Just to give you an example, if you at the age of 25 begin to save $50 per month until you are 65 years old you will have saved $24,000 without any interest. Now let’s assume you save $50 per month starting at age 25 until you hit 65 years of age but this time the money you are saving is subject to an interest rate of 4%. Your money is now $59,295 instead of $24,000, what a difference this makes.
Let’s look at another example. If a person at the age of 25 begins to save $100 per month until the age of 65 they will have accumulated $48,000 with no interest. Let’s assume using the above example that they now receive interest of 12% on that money by the time they reach 65 they will have accumulated $1,188,242 in savings. This is because of compound interest. You are actually earning interest on your interest.
These examples above are only hypothetical and they certainly don’t take into effect the impact of taxes. Teenagers should know that there are certainly some risks involved when you start investing your money depending upon the type of saving or investing vehicles you use. However when you start young and you are looking at the long term it usually works out in your favor. Certainly there will be some ups and downs when it comes to your money.
You are not guaranteed a profit when you invest on a regular basis and your principal balance could fluctuate up and down depending on the economic conditions which could cause you to lose your initial principal balance.
Teenagers should be warned also about the dangers of credit cards because if they incur too much credit card debt it will limit their ability to save and invest for their future. If you become over burdened with debt it can cause you to incur some past due debts which will cost you money in the long run.

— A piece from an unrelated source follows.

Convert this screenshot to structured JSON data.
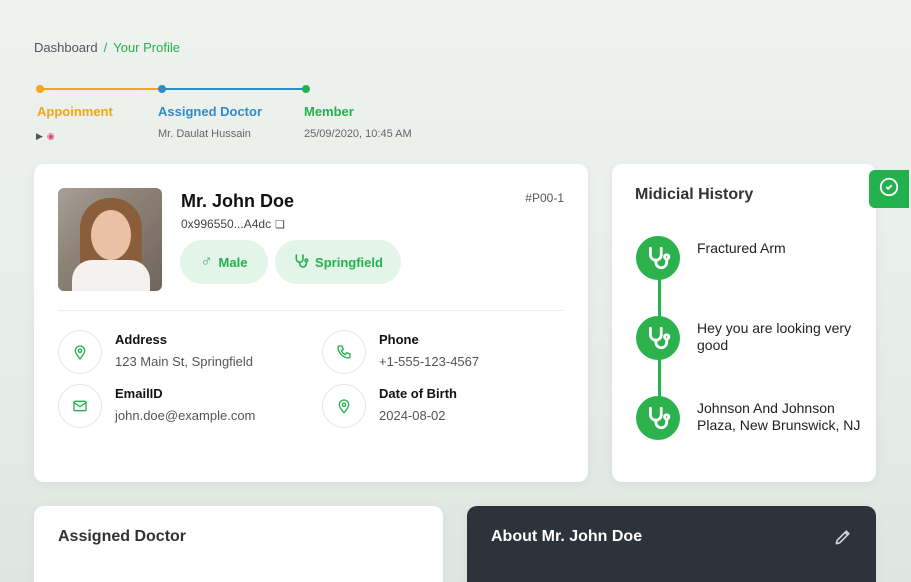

As young adults teenagers will begin to get a lot of credit card offers from various companies. The best practice is to talk about it with your parents and understand that only one credit card is needed to help you establish credit. Once you purchase something pay your balance in full. Oft times when you pay on time for a long period of time the credit card company will increase your line of credit when will tempt you to make additional purchases up to that line of credit.
Resist the temptation to because this is how you are slowly pulled into the system of credit cards. It all starts very innocent and as time goes on, if you are not on guard you will begin to incur a mountain of credit card. Your life is now dependent upon credit card debt.